Dieser Roman fesselt den Leser von der ersten Seite an. Weniger, weil man die ganze Zeit rätselt, wer der Mörder ist. Das ist bald klar, doch was sind seine Motive? Wieso tut er das alles? Und warum auf diese Weise? Die Tat wird im Manuskript beschrieben. Doch noch mysteriöser ist, dass dieser Mord einen früheren spiegelt. Haben die Morde miteinander zu tun? Welche Zusammenhänge lassen sich finden? Und wie werden die beiden Frauen der Verschwundenen mit der Situation fertig? Was haben ihre Beziehungen mit diesen Taten zu tun? Und wer profitiert von dem Manuskript, wenn Thomas Bergmann verschwunden bleibt?
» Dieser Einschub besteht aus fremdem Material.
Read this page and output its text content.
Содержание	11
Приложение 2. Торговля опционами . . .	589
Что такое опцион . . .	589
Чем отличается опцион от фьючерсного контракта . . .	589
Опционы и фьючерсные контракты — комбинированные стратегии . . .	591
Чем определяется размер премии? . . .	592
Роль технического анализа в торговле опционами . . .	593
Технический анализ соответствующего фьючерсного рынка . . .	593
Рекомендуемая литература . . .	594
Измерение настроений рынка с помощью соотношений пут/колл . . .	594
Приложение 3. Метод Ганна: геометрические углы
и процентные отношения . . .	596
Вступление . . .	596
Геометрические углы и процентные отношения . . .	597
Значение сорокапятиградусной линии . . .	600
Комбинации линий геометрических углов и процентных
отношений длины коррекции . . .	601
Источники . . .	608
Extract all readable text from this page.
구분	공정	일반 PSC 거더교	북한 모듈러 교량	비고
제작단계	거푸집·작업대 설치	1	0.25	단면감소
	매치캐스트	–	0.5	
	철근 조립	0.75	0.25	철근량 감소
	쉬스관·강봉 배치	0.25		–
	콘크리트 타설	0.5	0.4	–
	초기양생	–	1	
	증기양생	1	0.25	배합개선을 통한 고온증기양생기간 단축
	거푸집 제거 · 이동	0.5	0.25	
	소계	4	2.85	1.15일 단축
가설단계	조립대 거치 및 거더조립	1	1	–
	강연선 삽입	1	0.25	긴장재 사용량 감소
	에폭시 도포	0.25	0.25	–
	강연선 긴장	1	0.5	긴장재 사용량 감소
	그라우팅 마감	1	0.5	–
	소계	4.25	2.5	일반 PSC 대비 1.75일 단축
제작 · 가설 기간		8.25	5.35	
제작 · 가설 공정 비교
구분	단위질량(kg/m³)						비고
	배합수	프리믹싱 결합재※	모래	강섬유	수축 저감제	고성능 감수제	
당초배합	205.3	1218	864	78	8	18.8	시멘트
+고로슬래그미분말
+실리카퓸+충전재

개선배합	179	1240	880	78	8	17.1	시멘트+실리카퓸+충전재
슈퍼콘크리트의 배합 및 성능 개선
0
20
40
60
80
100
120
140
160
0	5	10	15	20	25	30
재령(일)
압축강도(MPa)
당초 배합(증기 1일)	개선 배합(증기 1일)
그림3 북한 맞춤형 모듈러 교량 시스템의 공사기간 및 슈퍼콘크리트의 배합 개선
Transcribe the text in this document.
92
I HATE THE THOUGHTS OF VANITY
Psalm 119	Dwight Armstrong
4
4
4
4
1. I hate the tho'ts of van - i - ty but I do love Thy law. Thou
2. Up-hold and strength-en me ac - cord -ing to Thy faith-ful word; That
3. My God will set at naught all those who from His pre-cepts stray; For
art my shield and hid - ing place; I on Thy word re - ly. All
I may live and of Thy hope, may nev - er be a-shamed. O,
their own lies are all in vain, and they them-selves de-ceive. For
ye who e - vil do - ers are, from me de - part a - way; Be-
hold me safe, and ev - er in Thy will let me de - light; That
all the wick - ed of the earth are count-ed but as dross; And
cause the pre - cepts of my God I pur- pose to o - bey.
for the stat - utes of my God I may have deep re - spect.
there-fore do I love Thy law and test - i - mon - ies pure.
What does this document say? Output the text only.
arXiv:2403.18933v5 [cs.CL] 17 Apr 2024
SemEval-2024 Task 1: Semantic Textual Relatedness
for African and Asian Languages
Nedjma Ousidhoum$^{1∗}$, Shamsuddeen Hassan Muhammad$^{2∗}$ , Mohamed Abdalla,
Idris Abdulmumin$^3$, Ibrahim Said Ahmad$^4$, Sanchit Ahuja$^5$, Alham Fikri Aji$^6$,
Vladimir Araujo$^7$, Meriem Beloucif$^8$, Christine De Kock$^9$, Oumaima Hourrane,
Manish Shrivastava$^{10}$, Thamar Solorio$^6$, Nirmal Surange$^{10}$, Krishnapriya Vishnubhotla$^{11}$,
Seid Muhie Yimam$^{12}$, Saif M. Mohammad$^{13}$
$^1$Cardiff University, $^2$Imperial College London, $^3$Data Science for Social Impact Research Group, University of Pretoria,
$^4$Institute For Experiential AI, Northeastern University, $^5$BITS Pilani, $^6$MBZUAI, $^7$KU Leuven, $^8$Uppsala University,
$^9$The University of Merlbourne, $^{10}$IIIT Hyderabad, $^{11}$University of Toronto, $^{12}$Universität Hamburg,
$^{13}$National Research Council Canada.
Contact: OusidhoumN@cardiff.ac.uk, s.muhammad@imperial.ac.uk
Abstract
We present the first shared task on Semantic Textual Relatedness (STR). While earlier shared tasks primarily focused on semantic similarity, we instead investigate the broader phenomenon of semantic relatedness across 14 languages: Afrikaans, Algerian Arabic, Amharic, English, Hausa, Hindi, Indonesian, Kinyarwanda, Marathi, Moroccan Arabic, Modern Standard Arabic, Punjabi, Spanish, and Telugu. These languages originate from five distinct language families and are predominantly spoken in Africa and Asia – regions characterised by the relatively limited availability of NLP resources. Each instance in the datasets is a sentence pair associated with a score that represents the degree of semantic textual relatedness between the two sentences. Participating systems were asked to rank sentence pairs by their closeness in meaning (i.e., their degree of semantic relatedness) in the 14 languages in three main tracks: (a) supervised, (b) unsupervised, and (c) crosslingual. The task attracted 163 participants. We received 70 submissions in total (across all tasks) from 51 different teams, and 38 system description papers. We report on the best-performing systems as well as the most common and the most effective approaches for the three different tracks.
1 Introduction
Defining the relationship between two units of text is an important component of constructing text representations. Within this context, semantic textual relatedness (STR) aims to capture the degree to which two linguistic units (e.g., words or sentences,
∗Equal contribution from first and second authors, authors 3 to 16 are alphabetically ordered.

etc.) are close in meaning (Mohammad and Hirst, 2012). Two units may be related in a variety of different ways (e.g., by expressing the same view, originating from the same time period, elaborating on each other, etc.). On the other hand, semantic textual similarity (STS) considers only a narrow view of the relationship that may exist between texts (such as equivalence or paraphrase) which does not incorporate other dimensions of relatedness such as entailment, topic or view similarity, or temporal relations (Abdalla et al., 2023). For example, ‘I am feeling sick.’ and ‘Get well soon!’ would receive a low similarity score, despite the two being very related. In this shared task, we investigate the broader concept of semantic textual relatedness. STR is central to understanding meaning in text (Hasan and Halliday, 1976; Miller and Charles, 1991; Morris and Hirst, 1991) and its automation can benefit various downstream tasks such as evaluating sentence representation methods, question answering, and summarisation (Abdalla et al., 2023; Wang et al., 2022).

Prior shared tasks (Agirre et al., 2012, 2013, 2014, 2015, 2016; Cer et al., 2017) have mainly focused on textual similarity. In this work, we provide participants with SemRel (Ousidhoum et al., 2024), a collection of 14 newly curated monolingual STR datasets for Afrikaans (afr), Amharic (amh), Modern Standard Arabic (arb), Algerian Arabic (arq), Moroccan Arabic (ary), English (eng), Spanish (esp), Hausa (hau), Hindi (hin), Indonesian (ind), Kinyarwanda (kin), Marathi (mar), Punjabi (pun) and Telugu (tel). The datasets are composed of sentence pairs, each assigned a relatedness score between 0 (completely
In diesem Roman von Christoph Wildt ist kein Wort zu viel und kein Wort zu wenig. Er hat ein Händchen für schwierige Paarkonstellationen, ist sensibel für psychisches Ungleichgewicht. Immer klingt das Verhalten der Akteure authentisch und lebensnah. Es macht Spaß diesen Krimi zu lesen. Er ist sehr empfehlenswert für eine Zugfahrt, denn er ist in einem Rutsch zu lesen.

Wer sich von diesem Schmankerl selbst überzeugen möchte, kann sich einerseits auf www.christoph-wildt.de Leseproben downloaden. Oder andererseits zu den folgenden Veranstaltungen anlässlich der Buchmesse gehen:

Der Kriminalroman von Christoph Wild ist in der neuen Quer Criminal Reihe im Quer Verlag erschienen. Er umfasst  173 Seiten und ist für 12,90 Euro im Fachhandel erhältlich.